Off the mark: on Telangana Intermediate exam fiasco

The Telangana exam fiasco necessitates a fresh review of all the papers

May 01, 2019 12:02 am | Updated 12:02 am IST

When the school-leaving certificate remains the most important outcome for a student at the end of a dozen years of study, governments have a duty to ensure that it is accurate. The serious errors in the Telangana State Board of Intermediate Education results this year, which have triggered 21 student suicides, show that policymakers and the bureaucracy can badly fail at meeting their responsibilities. A few hundred students were declared absent and passed, without their marks being displayed, and in other cases, as absent and failed, although the candidates had taken the examination. In one case, apparently caused by human error, the student’s marks statement recorded a zero , when in fact she had scored 99. The State-appointed inquiry committee that went into the examinations issue has pointed to errors on the part of the company that was chosen to handle the results, notably absence of checks on the system’s performance and sufficient trials of the software application to assess its robustness. Chief Minister K. Chandrasekhar Rao has ordered free reverification of the papers , but the government’s major concern should be the restoration of public confidence. It should review all the papers and make them available to candidates for scrutiny without any fee.

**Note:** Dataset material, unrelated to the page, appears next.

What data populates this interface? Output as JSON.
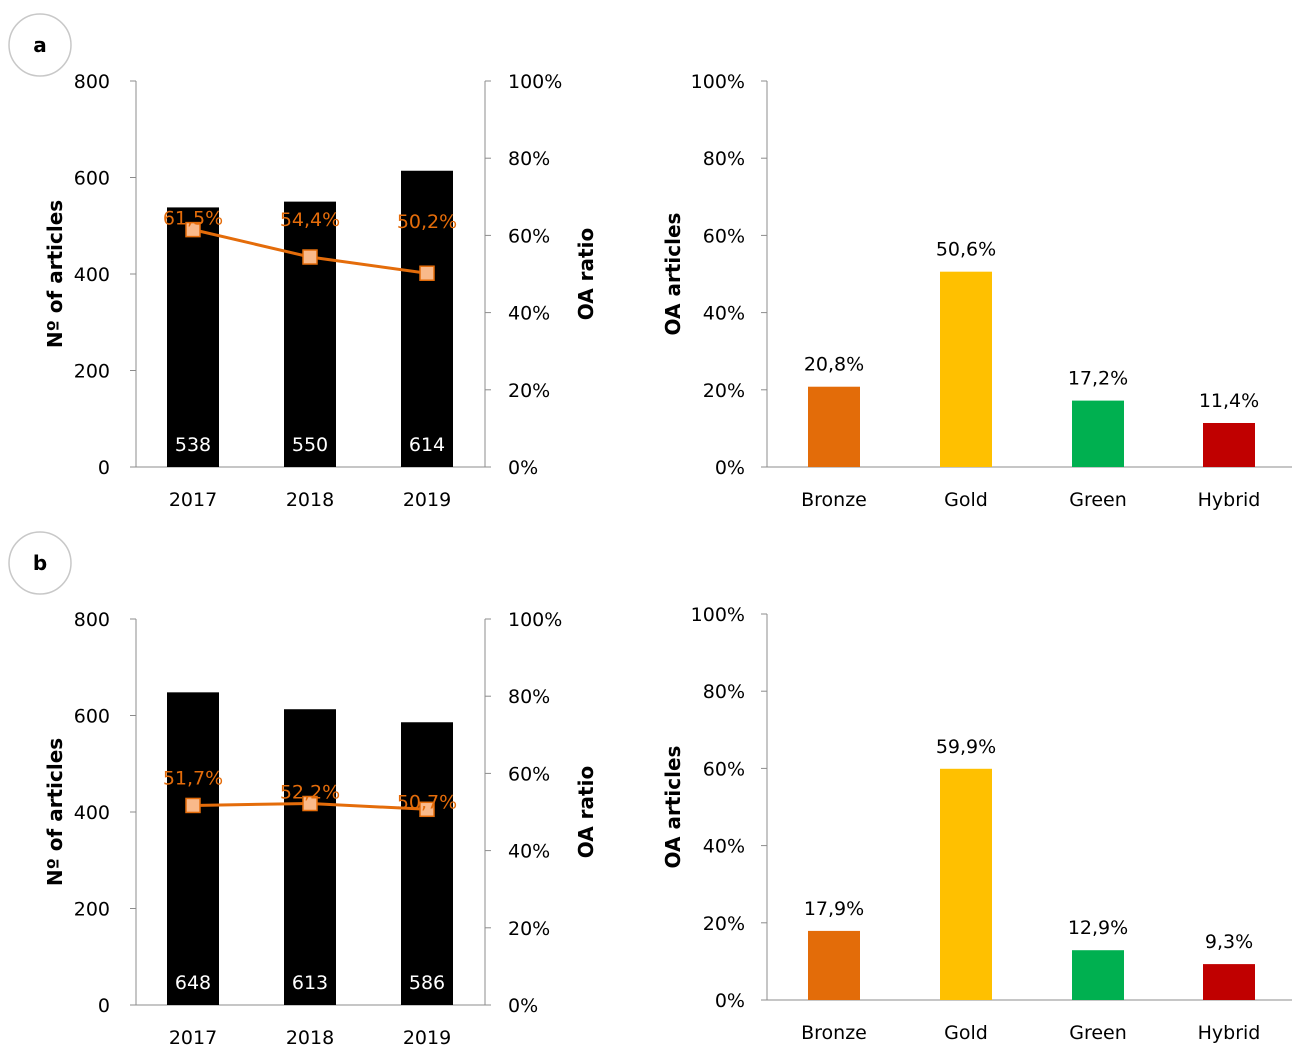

Among the issues raised after the Telangana fiasco is whether the private agency selected to process the results could handle the scale of the operation. This year, over 8.7 lakh candidates took the Intermediate examination, and the inquiry has determined that there was no significant variation in the pass percentage in some of the difficult subjects, compared with 2018. But the agency contracted to do the processing had encountered problems with data even during the collection of fees, which should have led to rigorous scrutiny of the technology. There was also a lack of understanding among examiners, since some errors were traced to wrong entries in machine-readable forms. Independent verification, review of results and future preparedness are now being pursued, but many families have lost loved ones and others have been deeply traumatised. It is imperative that all school boards learn from Telangana’s mistakes. The tragic consequence of examination muddles is a spate of student suicides. This distressing annual phenomenon is witnessed in many States, but governments have not addressed it with any degree of alarm. Students should be counselled at school that marks in the final examination are not the sole determinants of success. Policymakers should follow up such an assurance by creating more opportunities for all youth to acquire life-building skills that match their aptitude. Such counselling can also help parents, who view school-leaving marks as the make-or-break numbers for a child. A proper examination is important, but in a diversified, growing economy, sound learning and job skills hold the key to securing the future.